試合が3対11のワンサイド負けだったのもあって、翌日の新聞は「新庄続投」一色だった。06年の現役引退のとき、(最後、「1」から変更された)「63」のユニフォームをクラプトンの「ティアーズ・フォー・ヘブン」をバックに静かに置くという演出があったが、今回は「BIGBOSS」ユニを同じ趣向で札幌ドームのマウンドに置いた。で、しばらく後に「いとしのレイラ」で出てきて、来年からは「SHINJO」で行くという趣向だった。たぶん札幌ドームにいた9割9分のファンは「でしょうねー」だったと思う。そうでなきゃ何のために今年、トライアウトに1年費やしたのか。ほのぼのというかほっこりというか、新庄劇場にまたつき合ったという感想だ。僕はずっとニコニコ笑っていた。

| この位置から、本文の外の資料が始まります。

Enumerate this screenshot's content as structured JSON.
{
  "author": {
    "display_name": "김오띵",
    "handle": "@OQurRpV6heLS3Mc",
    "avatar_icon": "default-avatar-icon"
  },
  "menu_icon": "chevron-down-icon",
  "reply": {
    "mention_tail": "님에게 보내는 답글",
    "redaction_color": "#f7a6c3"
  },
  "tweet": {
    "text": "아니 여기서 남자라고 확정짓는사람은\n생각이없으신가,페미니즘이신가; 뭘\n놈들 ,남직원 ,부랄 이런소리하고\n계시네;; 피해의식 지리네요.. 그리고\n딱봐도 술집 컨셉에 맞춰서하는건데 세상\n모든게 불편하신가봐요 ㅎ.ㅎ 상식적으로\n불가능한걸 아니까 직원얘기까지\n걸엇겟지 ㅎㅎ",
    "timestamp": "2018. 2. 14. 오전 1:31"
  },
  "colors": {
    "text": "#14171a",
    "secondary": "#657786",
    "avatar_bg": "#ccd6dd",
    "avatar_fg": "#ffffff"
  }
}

だから主語は「SHINJO」であって「札幌ドーム」じゃなかったと思う。帰り際、出口のところで札幌ドームのスタッフが横断幕を掲げてお見送りをしてくれてて、もしかするといちばん感傷的になってるのは札幌ドームの人かも知れないなぁと思った。そりゃ球場使用料をふっかける等、残念ないきさつがあった(らしい)のは報道で知っているが、それは上の人の問題で、現場スタッフに罪はない。これまで19年間、ファイターズの歴史を支えてくれた球場だ。スタッフだ。いくら感謝しても感謝のしすぎということはない。
ファイターズは北海道で人気球団になった
ホームを失った在京ファンの立場から言おう。この19年間は夢だった。いい年も悪い年もあったけど、ファイターズはね、人気球団になったんだ。オレね、閑古鳥の鳴く東京ドームでファイターズを応援してて、悔しかったんだよ。たまに大入袋が出たと思ったらイチローフィーバーか松坂フィーバーだ。オレの大好きな岩本や金村や、金子誠や小笠原や、田中幸雄をね、満員の球場で野球やらせてやりたかったんだ。そのためにコラムを書いてラジオ番組やって「ビッグバン打線」のネーミングを仕掛けた。オレだっていっしょうけんめい頑張ったんだ。
でね、北海道行ってみんな幸せになったんだ。札幌ドームはオレの大好きな選手に夢をくれた。何度も優勝の舞台になってくれただけじゃない。みんな引退しても食えるだけの道をつくってくれた。僕ら在京ファンが失ったものより、はるかに大きなものを選手にも、北海道のファンにももたらしてくれた。だからさ、札幌ドームには幸福な記憶しかないんだ。
札幌ドーム最終戦は人為的な仕掛けははぼ外していた。3対11じゃドラマも何もない。そういうんじゃなくてさ、あの日も内野席にいられて僕は幸福だったよ。ありがとう札幌ドーム。